Think about it: how many minutes, hours, days or weeks do you spend mentally in the past (beyond processing it), fretting about the future (beyond planning for it) or zoning out altogether (think doom scrolling) to avoid the present moment. The book taught me new ways of interacting with my thoughts and especially helpful ways for interacting with unpleasant ones. It also taught me being present is a work in progress. So on days when the hamster wheel of time, work, life seems never ending and it feels like you’re flitting from thought to thought, task to task, breaking only to zombie scroll Instagram or Twitter — that time is melting into the next chunk of itself — I return to The Power of Now, and in a way I return to myself.
The Broken Earth Trilogy, by N.K. Jemisin
“Let’s start with the end of the world, why don’t we? Get it over with and move on to more interesting things.” This is how N.K. Jemisin’s epic trilogy begins. The underlying assumption across all three books is that the world has ended many times and the world continues to end on a personal level for many, while others might occupy a different continuum. Though I read this years before the pandemic I returned to it at the beginning of what felt like a new kind of ending.

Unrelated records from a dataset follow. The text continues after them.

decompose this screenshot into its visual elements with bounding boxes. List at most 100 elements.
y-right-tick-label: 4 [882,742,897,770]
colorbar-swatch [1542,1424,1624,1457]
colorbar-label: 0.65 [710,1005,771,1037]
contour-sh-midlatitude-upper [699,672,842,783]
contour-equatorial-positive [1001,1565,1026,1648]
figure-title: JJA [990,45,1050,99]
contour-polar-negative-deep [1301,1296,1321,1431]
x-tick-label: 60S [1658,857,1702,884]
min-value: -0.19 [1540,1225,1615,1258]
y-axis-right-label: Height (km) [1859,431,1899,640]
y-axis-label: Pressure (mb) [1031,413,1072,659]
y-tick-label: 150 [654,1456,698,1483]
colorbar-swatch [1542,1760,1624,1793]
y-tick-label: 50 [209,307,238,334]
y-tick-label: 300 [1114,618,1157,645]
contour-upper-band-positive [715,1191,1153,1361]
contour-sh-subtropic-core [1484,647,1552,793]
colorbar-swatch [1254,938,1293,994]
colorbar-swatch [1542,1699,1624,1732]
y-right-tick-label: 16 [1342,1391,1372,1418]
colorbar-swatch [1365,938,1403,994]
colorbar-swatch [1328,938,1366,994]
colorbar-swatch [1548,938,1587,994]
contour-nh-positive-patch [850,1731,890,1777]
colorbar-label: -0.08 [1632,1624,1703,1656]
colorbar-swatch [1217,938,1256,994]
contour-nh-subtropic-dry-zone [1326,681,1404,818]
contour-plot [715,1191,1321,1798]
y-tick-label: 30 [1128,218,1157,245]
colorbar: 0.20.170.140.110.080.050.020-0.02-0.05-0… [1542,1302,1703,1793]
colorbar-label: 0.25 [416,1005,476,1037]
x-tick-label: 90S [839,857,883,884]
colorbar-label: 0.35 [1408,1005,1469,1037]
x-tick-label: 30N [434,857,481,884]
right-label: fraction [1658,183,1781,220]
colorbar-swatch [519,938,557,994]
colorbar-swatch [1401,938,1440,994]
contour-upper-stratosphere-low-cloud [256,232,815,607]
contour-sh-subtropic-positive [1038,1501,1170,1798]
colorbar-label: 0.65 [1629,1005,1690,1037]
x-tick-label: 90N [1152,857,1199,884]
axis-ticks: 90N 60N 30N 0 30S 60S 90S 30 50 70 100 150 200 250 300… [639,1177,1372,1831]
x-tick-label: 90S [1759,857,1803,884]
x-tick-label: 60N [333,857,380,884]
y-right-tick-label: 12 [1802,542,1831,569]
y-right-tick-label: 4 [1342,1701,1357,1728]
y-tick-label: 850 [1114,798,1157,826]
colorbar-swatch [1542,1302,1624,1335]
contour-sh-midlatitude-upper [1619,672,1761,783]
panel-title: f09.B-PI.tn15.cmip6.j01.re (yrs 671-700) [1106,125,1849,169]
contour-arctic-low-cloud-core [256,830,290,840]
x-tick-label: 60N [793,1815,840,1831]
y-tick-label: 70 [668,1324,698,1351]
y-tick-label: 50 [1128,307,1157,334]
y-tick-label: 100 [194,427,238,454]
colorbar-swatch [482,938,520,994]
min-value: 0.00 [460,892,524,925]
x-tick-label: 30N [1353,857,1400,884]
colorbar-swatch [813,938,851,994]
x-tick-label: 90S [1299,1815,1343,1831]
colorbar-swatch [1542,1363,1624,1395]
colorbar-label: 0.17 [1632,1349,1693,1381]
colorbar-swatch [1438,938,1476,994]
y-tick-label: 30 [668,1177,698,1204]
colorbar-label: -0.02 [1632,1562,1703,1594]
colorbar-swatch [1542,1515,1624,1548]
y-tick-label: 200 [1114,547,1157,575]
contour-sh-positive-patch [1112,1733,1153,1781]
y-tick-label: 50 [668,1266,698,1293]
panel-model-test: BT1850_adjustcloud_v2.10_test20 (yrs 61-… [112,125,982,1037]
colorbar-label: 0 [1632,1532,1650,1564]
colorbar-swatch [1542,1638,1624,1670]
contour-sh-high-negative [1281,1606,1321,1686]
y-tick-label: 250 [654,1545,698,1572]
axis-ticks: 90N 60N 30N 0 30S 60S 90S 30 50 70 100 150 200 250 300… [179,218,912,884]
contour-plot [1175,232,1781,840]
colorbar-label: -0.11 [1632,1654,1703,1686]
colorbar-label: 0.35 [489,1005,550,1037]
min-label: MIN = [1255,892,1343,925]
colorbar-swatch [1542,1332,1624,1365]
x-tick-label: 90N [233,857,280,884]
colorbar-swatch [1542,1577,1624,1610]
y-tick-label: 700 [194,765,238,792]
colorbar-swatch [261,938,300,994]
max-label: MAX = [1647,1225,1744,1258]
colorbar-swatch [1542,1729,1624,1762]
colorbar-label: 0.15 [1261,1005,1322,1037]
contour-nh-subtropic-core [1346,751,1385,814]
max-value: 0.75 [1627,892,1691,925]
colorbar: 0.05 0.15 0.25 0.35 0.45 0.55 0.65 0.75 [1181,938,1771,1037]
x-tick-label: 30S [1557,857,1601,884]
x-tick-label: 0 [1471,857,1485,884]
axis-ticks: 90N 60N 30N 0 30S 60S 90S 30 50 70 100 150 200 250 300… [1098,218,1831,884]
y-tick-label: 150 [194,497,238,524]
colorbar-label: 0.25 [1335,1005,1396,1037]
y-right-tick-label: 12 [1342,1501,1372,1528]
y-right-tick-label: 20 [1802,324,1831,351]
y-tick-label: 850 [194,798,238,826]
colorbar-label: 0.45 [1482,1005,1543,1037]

That’s the thing about this trilogy — and maybe broadly about science fiction. Imaginary worlds sometimes provide new ways of understanding and living through our reality. At its core the trilogy is about how systems are created, power is fought over and unequally distributed, and how justice (environmental, economic, political) for all is essential for survival. Jemisin is adept at making these claims through a riveting saga that plays out in a detailed fantastical world called the Stillness, and through one person’s quest to survive both unimaginable personal loss and an ongoing apocalypse. This person though can draw incredible power from reservoirs of the Earth and must learn to harness them. Thus begins the journey. It’s a lot, I know, but Jemisin’s skillful storytelling and worldbuilding is what makes this trilogy work, even if science fiction and fantasy are not your thing. It’s also, perhaps, why she’s the only writer to win the Hugo award three years in a row for each of the books in The Broken Earth Trilogy.
Pachinko, by Min Jin Lee
An epic that spans four generations of Korean, Japanese, and sometimes American history, Pachinko is a story about sacrifice and survival through the annals of time. At once a personal, political and a family history, the book escapes an easy summarization. It is about the politically disenfranchised and the arbitrary and sometimes fatal categorization of those who belong and those who don’t.
The novel expertly weaves personal histories through big events: Japan’s colonization of Korea, World War II as experienced in East Asia, and talks about how the role of women has changed (or has not changed) throughout history. It’s a sprawling multi-generational novel and though the characters are fictional the detail with which Min Jin Lee creates these characters and tells their story against the backdrop of true historical events makes for a convincing reality.